|
COURT OF
APPEALS DECISION DATED AND
RELEASED September
12, 1996 |
NOTICE |
|
A party may file with the Supreme Court a petition to review an
adverse decision by the Court of Appeals.
See § 808.10 and Rule
809.62, Stats. |
This opinion is subject to further editing. If published, the official version will appear in the bound
volume of the Official Reports. |
No. 96-1243-CR
STATE OF WISCONSIN IN
COURT OF APPEALS
DISTRICT IV
STATE
OF WISCONSIN,
Plaintiff-Respondent,
v.
JOHN
T. MILLER,
Defendant-Appellant.
APPEAL
from a judgment of the circuit court for Dane County: DANIEL R. MOESER, Judge. Affirmed.
EICH,
C.J.[1] John T. Miller appeals his conviction of
driving while intoxicated (second offense).
He moved to dismiss the charge on double-jeopardy grounds, claiming that
the administrative suspension of his license[2]
under the implied-consent law, § 343.305, Stats., bars his subsequent prosecution for driving while
intoxicated (or with a prohibited alcohol concentration). The trial court denied the motion, citing
our decision in State v. McMaster, 198 Wis.2d 542, 543 N.W.2d 499
(Ct.
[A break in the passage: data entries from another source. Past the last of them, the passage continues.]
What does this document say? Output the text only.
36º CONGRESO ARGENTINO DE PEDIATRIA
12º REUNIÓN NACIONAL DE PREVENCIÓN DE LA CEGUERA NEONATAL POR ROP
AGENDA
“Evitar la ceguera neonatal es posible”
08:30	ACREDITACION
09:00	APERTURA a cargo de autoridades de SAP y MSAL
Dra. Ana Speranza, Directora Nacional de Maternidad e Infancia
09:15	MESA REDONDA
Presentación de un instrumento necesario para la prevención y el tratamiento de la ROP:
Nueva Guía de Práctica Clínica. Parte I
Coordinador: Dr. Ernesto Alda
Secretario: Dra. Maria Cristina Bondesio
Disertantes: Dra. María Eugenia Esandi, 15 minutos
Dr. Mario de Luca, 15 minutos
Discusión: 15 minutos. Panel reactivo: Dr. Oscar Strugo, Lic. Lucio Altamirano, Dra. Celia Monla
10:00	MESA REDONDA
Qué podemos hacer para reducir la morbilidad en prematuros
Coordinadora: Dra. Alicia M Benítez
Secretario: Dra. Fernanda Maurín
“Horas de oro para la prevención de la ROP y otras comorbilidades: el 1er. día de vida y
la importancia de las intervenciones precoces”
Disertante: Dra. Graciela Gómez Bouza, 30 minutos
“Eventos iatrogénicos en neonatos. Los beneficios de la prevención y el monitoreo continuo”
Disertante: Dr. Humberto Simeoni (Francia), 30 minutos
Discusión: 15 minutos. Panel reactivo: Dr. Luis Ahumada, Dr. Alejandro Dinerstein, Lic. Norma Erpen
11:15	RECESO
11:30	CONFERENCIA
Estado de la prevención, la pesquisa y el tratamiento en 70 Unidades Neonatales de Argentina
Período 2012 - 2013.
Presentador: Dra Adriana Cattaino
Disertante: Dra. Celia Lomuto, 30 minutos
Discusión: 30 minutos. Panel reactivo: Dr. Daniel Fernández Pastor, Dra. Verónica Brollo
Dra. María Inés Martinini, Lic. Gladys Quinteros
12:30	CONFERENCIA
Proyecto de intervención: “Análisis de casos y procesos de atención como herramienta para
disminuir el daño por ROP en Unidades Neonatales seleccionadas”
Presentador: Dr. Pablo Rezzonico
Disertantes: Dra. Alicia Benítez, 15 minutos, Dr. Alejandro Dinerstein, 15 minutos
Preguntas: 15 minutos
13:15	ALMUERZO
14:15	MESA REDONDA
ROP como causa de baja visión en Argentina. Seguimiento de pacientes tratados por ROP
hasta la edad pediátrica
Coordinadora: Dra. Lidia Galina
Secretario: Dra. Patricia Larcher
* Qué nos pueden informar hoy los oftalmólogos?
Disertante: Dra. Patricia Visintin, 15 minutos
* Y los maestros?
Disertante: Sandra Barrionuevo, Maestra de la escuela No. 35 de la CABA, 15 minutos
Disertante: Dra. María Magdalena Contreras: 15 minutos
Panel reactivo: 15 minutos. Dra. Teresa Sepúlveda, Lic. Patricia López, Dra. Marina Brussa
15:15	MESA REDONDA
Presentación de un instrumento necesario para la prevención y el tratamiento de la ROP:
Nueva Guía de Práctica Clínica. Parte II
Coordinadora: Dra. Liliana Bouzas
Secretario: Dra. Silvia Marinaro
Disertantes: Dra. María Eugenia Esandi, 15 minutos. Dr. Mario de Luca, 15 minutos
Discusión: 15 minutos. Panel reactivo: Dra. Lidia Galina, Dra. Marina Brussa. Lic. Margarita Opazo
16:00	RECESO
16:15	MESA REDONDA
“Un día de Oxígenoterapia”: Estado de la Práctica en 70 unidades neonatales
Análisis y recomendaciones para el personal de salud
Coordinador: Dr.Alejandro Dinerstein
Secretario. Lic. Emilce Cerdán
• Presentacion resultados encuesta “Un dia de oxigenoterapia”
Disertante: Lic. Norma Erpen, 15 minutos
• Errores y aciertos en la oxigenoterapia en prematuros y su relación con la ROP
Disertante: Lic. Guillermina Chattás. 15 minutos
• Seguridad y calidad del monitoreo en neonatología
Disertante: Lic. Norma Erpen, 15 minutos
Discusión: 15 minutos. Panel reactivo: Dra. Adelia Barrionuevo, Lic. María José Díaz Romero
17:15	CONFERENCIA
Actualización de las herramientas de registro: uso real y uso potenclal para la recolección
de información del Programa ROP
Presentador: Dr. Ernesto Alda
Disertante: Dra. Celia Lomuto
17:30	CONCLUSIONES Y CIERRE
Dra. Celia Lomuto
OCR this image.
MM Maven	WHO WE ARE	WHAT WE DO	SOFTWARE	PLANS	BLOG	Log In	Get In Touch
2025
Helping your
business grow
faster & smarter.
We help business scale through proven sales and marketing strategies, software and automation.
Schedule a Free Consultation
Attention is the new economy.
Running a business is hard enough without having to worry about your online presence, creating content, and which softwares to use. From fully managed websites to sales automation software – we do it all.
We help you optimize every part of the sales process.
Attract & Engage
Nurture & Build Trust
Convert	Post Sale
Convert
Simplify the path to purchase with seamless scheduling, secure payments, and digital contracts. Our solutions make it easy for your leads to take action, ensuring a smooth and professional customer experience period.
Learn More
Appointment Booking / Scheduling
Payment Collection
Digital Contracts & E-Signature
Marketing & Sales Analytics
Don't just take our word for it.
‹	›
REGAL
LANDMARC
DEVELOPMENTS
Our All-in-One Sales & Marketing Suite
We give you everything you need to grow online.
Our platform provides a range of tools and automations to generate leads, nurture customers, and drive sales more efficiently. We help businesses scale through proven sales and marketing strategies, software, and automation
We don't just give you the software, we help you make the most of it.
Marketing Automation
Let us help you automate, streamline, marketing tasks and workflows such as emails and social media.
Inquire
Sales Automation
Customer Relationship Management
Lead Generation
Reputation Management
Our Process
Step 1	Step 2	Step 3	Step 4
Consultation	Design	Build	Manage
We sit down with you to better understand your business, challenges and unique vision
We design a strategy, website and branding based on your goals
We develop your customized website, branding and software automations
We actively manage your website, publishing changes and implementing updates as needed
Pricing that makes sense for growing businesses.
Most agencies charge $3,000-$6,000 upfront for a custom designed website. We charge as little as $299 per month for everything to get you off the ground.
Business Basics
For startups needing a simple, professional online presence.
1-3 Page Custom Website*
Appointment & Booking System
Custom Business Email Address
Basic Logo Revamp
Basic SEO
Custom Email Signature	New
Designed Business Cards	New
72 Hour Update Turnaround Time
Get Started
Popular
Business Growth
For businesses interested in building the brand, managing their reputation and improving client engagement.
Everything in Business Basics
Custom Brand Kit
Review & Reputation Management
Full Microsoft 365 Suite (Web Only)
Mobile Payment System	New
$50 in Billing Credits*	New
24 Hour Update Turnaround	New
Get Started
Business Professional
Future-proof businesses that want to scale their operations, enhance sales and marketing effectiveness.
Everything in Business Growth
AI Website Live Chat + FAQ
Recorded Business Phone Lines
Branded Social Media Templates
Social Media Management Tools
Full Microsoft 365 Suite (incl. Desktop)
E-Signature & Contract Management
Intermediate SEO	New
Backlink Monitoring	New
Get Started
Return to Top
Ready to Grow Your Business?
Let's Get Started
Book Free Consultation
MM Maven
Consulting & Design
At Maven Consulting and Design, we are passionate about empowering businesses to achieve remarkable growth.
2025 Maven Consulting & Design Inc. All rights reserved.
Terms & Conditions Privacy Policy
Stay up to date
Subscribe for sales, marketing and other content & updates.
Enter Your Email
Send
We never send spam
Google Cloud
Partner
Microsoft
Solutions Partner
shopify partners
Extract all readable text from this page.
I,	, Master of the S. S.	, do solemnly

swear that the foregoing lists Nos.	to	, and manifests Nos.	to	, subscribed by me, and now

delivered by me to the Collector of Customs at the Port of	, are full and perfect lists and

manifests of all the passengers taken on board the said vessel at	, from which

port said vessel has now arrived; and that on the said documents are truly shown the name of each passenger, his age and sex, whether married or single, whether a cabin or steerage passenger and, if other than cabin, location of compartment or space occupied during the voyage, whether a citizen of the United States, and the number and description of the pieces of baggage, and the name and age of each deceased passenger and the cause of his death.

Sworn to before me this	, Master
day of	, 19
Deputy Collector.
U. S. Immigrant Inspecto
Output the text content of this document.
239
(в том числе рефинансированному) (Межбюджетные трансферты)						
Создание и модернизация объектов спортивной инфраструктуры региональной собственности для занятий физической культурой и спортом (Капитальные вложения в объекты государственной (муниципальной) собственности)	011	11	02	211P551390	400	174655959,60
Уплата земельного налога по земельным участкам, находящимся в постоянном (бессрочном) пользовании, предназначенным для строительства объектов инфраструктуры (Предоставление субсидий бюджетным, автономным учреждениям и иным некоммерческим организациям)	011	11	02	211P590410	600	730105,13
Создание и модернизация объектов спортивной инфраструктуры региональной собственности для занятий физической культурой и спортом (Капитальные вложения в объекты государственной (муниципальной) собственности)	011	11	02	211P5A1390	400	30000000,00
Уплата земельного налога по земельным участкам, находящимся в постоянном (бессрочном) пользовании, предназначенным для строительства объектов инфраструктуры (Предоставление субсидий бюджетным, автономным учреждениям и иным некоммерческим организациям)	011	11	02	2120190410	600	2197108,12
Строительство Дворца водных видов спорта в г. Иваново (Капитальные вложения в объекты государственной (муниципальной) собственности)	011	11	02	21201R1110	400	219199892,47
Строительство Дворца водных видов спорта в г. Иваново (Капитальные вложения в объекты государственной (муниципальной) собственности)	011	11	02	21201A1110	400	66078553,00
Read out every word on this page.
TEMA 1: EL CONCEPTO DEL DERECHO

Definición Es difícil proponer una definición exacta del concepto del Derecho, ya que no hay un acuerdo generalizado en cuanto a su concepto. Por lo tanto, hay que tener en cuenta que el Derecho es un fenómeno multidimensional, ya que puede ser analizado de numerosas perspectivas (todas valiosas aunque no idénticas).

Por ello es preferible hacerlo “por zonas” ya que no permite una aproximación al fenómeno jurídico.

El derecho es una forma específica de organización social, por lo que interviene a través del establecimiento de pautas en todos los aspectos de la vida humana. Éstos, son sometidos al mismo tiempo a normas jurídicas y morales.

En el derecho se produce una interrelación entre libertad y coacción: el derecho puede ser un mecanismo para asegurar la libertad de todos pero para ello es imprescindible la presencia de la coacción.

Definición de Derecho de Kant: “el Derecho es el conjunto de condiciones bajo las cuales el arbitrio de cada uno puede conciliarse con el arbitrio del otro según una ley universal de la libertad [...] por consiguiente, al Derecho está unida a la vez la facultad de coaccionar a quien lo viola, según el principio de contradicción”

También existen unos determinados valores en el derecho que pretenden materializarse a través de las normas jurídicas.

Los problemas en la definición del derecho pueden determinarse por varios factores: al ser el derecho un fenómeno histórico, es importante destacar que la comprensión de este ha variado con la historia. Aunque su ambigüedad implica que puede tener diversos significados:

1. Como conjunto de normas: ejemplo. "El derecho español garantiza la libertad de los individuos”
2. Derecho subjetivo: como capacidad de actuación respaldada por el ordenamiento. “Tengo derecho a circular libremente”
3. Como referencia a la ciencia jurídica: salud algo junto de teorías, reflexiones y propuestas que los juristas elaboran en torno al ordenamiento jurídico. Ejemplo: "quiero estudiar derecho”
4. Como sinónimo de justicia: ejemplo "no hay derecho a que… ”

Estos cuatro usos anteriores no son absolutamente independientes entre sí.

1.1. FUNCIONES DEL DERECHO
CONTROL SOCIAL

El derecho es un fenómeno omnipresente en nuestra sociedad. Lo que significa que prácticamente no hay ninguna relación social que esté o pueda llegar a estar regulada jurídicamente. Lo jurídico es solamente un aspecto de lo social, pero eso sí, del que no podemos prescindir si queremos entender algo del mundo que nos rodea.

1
App. 1995), petition for review granted, ___ Wis.2d ___, 546 N.W.2d
468 (1996), in which we held that no such bar exists.
Miller's
appeal, apparently filed for the purpose of "preserving the issue for
further review," acknowledges the controlling effect of McMaster,
and we agree.
By
the Court.—Judgment affirmed.
This
opinion will not be published. See
Rule 809.23(1)(b)4, Stats.
[2] We note the assertion in the State's
brief—which Miller does not dispute in his reply brief—that, at a hearing on
his petition for administrative review of the notice of license suspension, the
examiner rescinded the suspension imposed by the arresting officer. As a result of that decision and the
thirty-day "hiatus" between the officer's notice of suspension and
actual suspension, the State says that Miller's license never was suspended:
the suspension "was rescinded before it went into effect."